Monday, February 15, 2016


Somewhere in the outskirts of time, when shadows were short and dreams were long, a man came to me. He was looking for solace and comfort. he stayed a long while. He was a mild mannered man with graying side burns, a full head of hair and a quick easy but soft muted laughter. The timbre of his voice varied to the moment of his thought; from a quiet whisper to complete domination of a four walled chamber. He had a limp, a slight one on his left side and his body tilted a little in that direction. He was neatly dressed and always through the time I knew him, he presented himself as a perfect gentlemen. But when he spoke, oh my, when he spoke, he could mesmerize you. The gentle cadence in his voice and the impeccable words that he used arrested any thought of arrogance within his eyesight.

He told me, he had a “malady of sorts, something to do with the blood,” he recalled. I studied his documents that he had proffered and found the riot in his blood that had him seeking solace. The riot was a white cell problem; the plasma cells had overtaken the production machinery in his bone marrow. His, was producing a variant of the white cell called “plasma cell” from a renegade template. This wayward production was overtaking the capacity of the other normal cells that were needed for normal daily living. The dysfunctional clone of plasma cells were on a rampage, unwavering and resilient. And so he grew weaker in the flesh but stronger and more focused in the mind as the white cells took over and made him weak from the relative paucity of the red blood cells.

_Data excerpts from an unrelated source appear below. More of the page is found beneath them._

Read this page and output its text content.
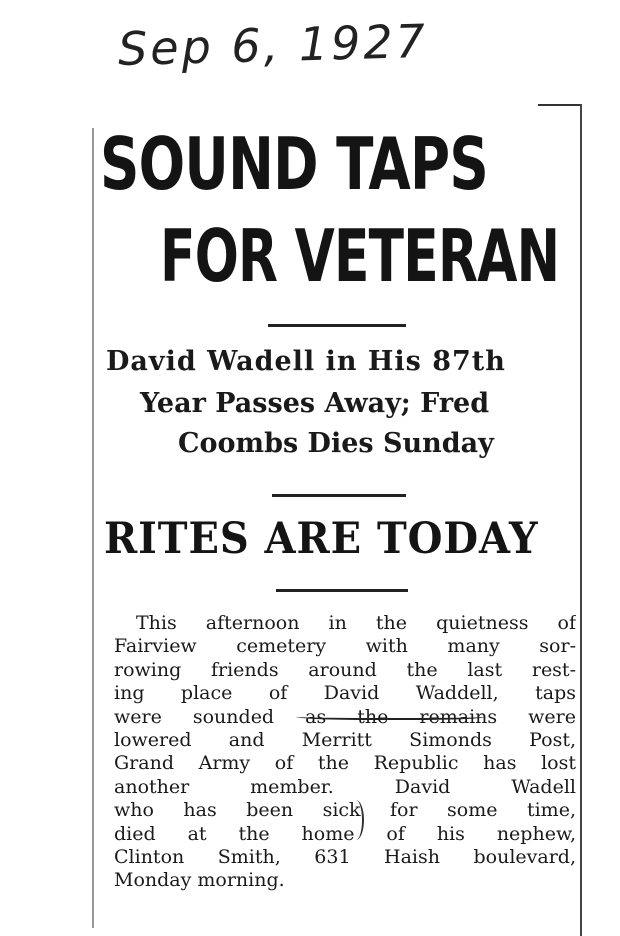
Sep 6, 1927
SOUND TAPS
FOR VETERAN
David Wadell in His 87th
Year Passes Away; Fred
Coombs Dies Sunday
RITES ARE TODAY
This afternoon in the quietness of
Fairview cemetery with many sor-
rowing friends around the last rest-
ing place of David Waddell, taps
were sounded as the remains were
lowered and Merritt Simonds Post,
Grand Army of the Republic has lost
another member. David Wadell
who has been sick for some time,
died at the home of his nephew,
Clinton Smith, 631 Haish boulevard,
Monday morning.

But that was many years ago. We, he and I, had reversed the process and contained the plasma cells from growing in their manic phase and checked their growth and contained them much before their prohibitive limit. He would come periodically and I would pat him on his back after studying his blood under the microscope. We elected to reserve the bone marrow testing only when there was an absolute change in his condition warranting it. The now had recently happened.

He was single, never married and lived quietly in a modest home. I visited with him one day on his invitation, to find a catalogue of literary books and models of schooners, sloops and ketches adorning his living room; a modest small room with sparse furniture, except for the heavy wooden book cases that travelled across the walls into different rooms, filled with books.

The day had come for decisions and he being weak and frail required the “mountain” to come to him, as he called it. We sat awhile quietly, both taking in the ambience. He thanked me for coming and offered me a beautifully constructed model of the HMS Victory as a token of friendship. I declined. He said, I realize my time is short now, but I do have an important piece of work yet to finish. And then in a quiet but audible whisper he said,

“I would spread the cloths under your feet:
But I, being poor, have only my dreams;
I have spread my dreams under your feet;
Tread softly because you tread on my dreams.”

Perplexed with the choice of the quote, I looked up at him. Had I trampled on his dreams before? had I not done everything based on his wants and needs? He looked at my discomfiture and said, “Thank you doctor, my friend, you have given me comfort and many years of good living. I just want to live for a short while more, till the end of the year to finish a project.” I hurried to alleviate his anxiety and he held up his hand slowly but determinedly. “I know, I know, what you will say, for it is difficult for you to lose a friend as much as it is for me, but promise me comfort for the remainder and nothing more.” I promised.

We had tea that he prepared in a teapot, letting the tealeaves simmer in the heated water bubbles, lending the entire agency the color of rust and the aroma of far away places. He poured the tea with a slight tremor in his right hand. He limped slowly across the room and would not take any assist from me. He sat down finally a little shy of half his energy, but his eyes remained alert and piercing, shaded below the overhang of his thick eyebrows. He looked steadfastly at nothing in particular, staring at the books in the bookcases. We sat sipping from our respective cups in silence until he broke with his voice,

“From this day to the ending of the world,
But we in it shall be remember'd;
We few, we happy few, we band of brothers;
For he to-day that sheds his blood with me
Shall be my brother…”

He smiled and then continued, “Henry the fifth does use some… rather deliberate and provocative words like bloodshed, doesn't he?” he questioned and then momentarily continued, “But you are a brother to me on this, my Saint Crispin’s Day and for that I thank you.”

I left his house that evening, filled with anguish and with a strange feeling of comfort. The anguish about a promise that I had to keep and the comfort from finding such peace in the way he wanted to spend his last few days on earth by inviting me, his physician, into his house and calling me his friend.

He died several weeks later when the shadows had lengthened and the air had turned crisp with clarity and speed. He remained home in the comfort of his bed surrounded by the love of his life, his books.

I remember him, his dignity in life and dying, in the quiet resoluteness of his determination through the turmoil and chaos of the disease and in the comforting, unwavering peace of his decision. He was a remarkable man, worthy of emulation of his kindness, eloquence and simplicity. He left behind his fortune to his relatives, to the local library and to his alma mater. It was a large sum, as mentioned in a publication from the university.

I remember to this day, a lesson he taught me that repeats in my mind, when I see a person in distress, his voice gently echoing W. B Yeats, “Tread softly because you tread on my dreams.”